The Agency continues to work with stakeholders to further enhance the accessibility of Canadian transportation terminals, and to ensure that undue obstacles to the mobility of persons with disabilities are removed from the federally-regulated transportation system.
In 2010-11, Agency enforcement staff undertook 139 inspections, and initiated 41 investigations.
42 resulted in informal warnings;
6 resulted in formal warnings; and
11 notices of violation were issued.
Voluntary codes of practice improving air carrier accessibility
The Implementation Guide Regarding Space for Service Dogs and the Implementation Guide Regarding Tactile Row Markers Onboard Large Aircraft are new additions to the Agency's voluntary Code of Practice: Aircraft Accessibility for Persons with Disabilities. They provide detailed, practical information for accommodating persons with disabilities.
In November 2010, the Agency released a compliance report showing that Canada's major air carriers are improving onboard accessibility for persons with disabilities.
The report concerned the status of the Implementation Guide Regarding Space for Service Dogs and the Implementation Guide Regarding Tactile Row Markers Onboard Large Aircraft.

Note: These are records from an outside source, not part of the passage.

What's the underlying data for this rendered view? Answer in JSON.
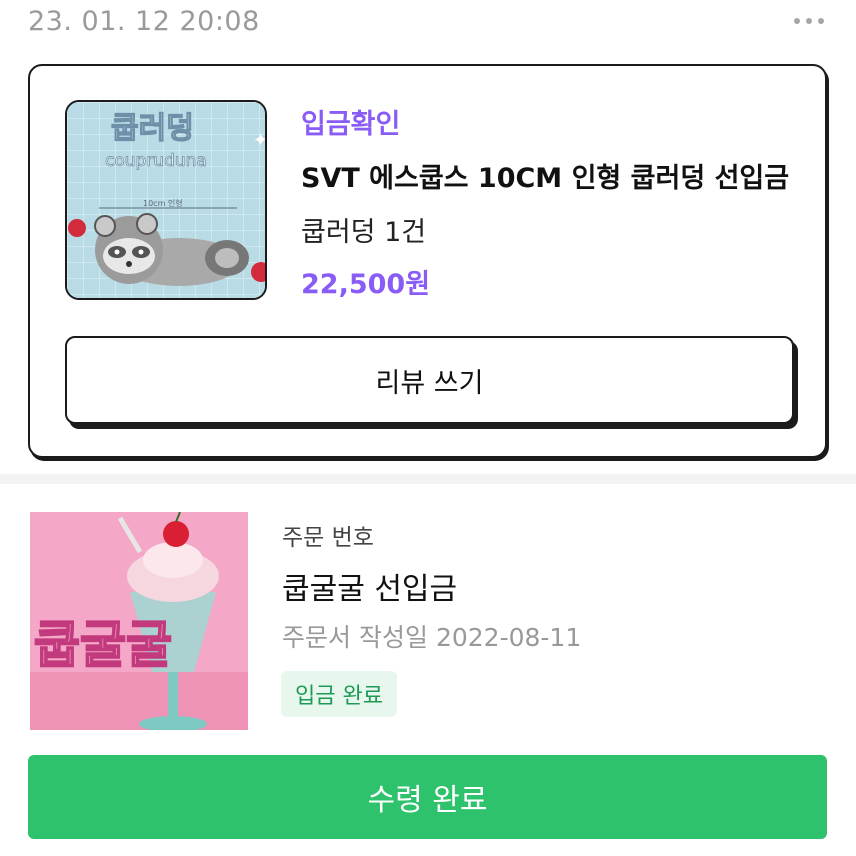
{
  "post": {
    "date": "23. 01. 12 20:08"
  },
  "order_card": {
    "status": "입금확인",
    "product_name": "SVT 에스쿱스 10CM 인형 쿱러덩 선입금",
    "option": "쿱러덩 1건",
    "price": "22,500원",
    "review_button": "리뷰 쓰기",
    "thumbnail_text": {
      "title": "쿱러덩",
      "subtitle": "coupruduna",
      "caption": "10cm 인형"
    }
  },
  "order_detail": {
    "order_number_label": "주문 번호",
    "title": "쿱굴굴 선입금",
    "created_label": "주문서 작성일",
    "created_date": "2022-08-11",
    "status_badge": "입금 완료",
    "thumbnail_text": "쿱굴굴"
  },
  "actions": {
    "receive_button": "수령 완료"
  },
  "colors": {
    "accent_purple": "#8a5cf6",
    "accent_green": "#2dc26b",
    "badge_bg": "#e7f7ee",
    "badge_text": "#1e9a55"
  }
}
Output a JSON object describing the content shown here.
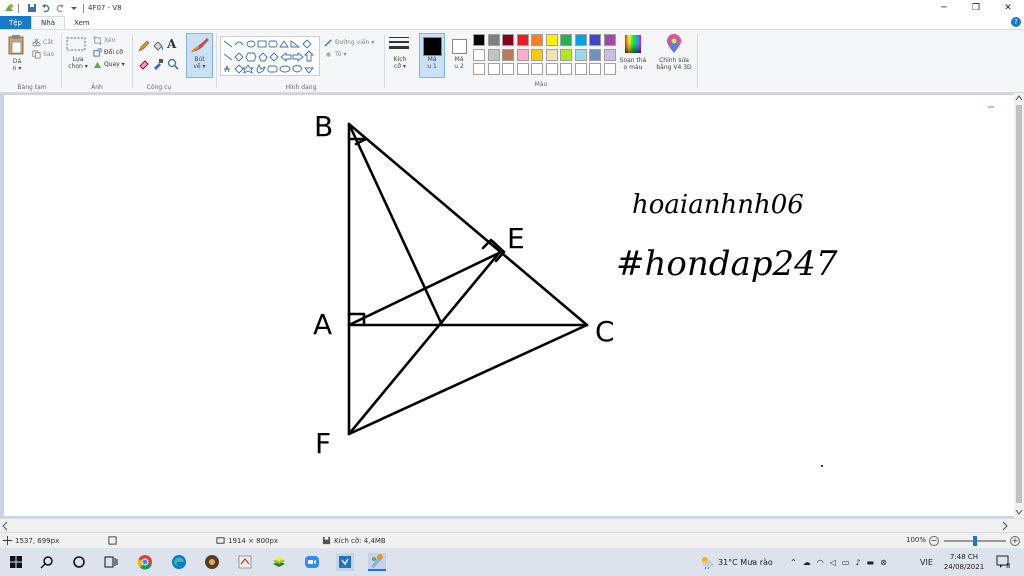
{
  "app": {
    "title": "4F07 - V8",
    "window_controls": {
      "minimize": "─",
      "restore": "❐",
      "close": "✕"
    }
  },
  "tabs": [
    {
      "label": "Tệp"
    },
    {
      "label": "Nhà"
    },
    {
      "label": "Xem"
    }
  ],
  "help": "?",
  "ribbon": {
    "clipboard": {
      "paste_line1": "Dá",
      "paste_line2": "n ▾",
      "cut": "Cắt",
      "copy": "Sao",
      "group": "Bảng tạm"
    },
    "image": {
      "select_line1": "Lựa",
      "select_line2": "chọn ▾",
      "crop": "Xén",
      "resize": "Đổi cỡ",
      "rotate": "Quay ▾",
      "group": "Ảnh"
    },
    "tools": {
      "text_glyph": "A",
      "group": "Công cụ"
    },
    "brushes": {
      "line1": "Bút",
      "line2": "vẽ ▾"
    },
    "shapes": {
      "outline": "Đường viền ▾",
      "fill": "Tô ▾",
      "group": "Hình dạng"
    },
    "size": {
      "line1": "Kích",
      "line2": "cỡ ▾"
    },
    "color1": {
      "line1": "Má",
      "line2": "u 1",
      "value": "#000000"
    },
    "color2": {
      "line1": "Má",
      "line2": "u 2",
      "value": "#ffffff"
    },
    "edit_colors": {
      "line1": "Soạn thả",
      "line2": "o màu"
    },
    "paint3d": {
      "line1": "Chỉnh sửa",
      "line2": "bằng V4 3D"
    },
    "colors_group": "Màu",
    "palette_row1": [
      "#000000",
      "#7f7f7f",
      "#880015",
      "#ed1c24",
      "#ff7f27",
      "#fff200",
      "#22b14c",
      "#00a2e8",
      "#3f48cc",
      "#a349a4"
    ],
    "palette_row2": [
      "#ffffff",
      "#c3c3c3",
      "#b97a57",
      "#ffaec9",
      "#ffc90e",
      "#efe4b0",
      "#b5e61d",
      "#99d9ea",
      "#7092be",
      "#c8bfe7"
    ],
    "palette_row3": [
      "#ffffff",
      "#ffffff",
      "#ffffff",
      "#ffffff",
      "#ffffff",
      "#ffffff",
      "#ffffff",
      "#ffffff",
      "#ffffff",
      "#ffffff"
    ]
  },
  "drawing": {
    "labels": {
      "B": "B",
      "A": "A",
      "E": "E",
      "C": "C",
      "F": "F"
    },
    "handwriting_line1": "hoaianhnh06",
    "handwriting_line2": "#hondap247"
  },
  "status": {
    "cursor_pos": "1537, 699px",
    "image_size": "1914 × 800px",
    "file_size": "Kích cỡ: 4,4MB",
    "zoom": "100%"
  },
  "taskbar": {
    "weather": "31°C  Mưa rào",
    "language": "VIE",
    "time": "7:48 CH",
    "date": "24/08/2021",
    "notifications": "8"
  }
}
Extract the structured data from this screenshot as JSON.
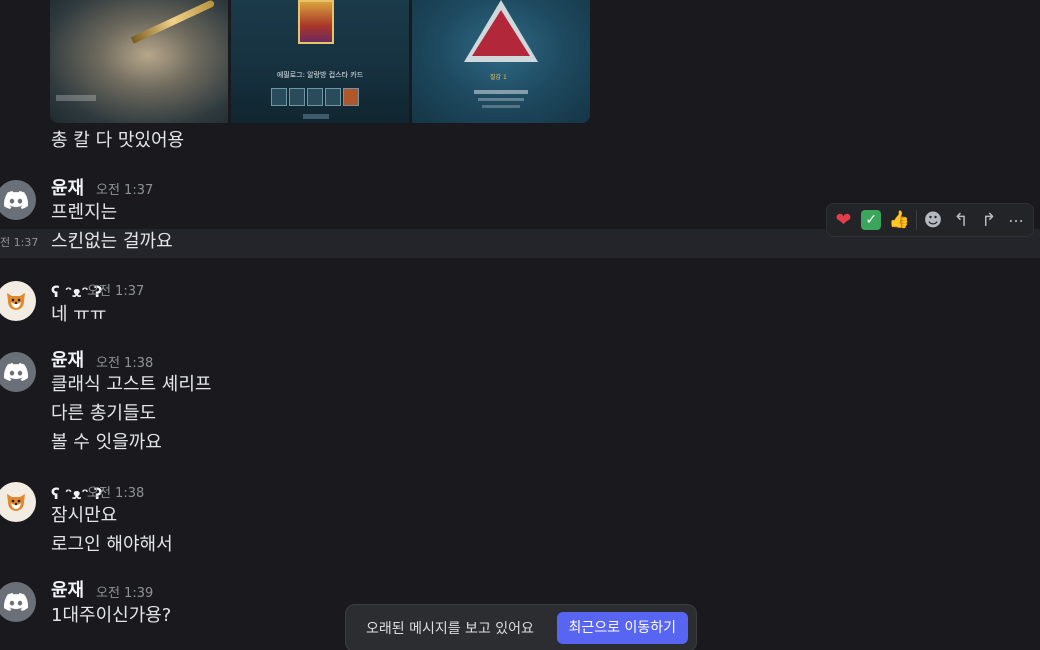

The implementation guides provide detailed, practical information for accommodating persons with disabilities and should be read in conjunction with the Agency's voluntary Code of Practice: Aircraft Accessibility for Persons with Disabilities (Air Code).
The report indicated that the country's six largest airlines, representing over 80 per cent of air passenger traffic in Canada, have made significant progress in complying with the Guides. The Agency is working with non-compliant carriers as well as with other stakeholders to ensure that the provisions of the Air Code are met, and to continue to enhance the accessibility of the federally-regulated transportation network.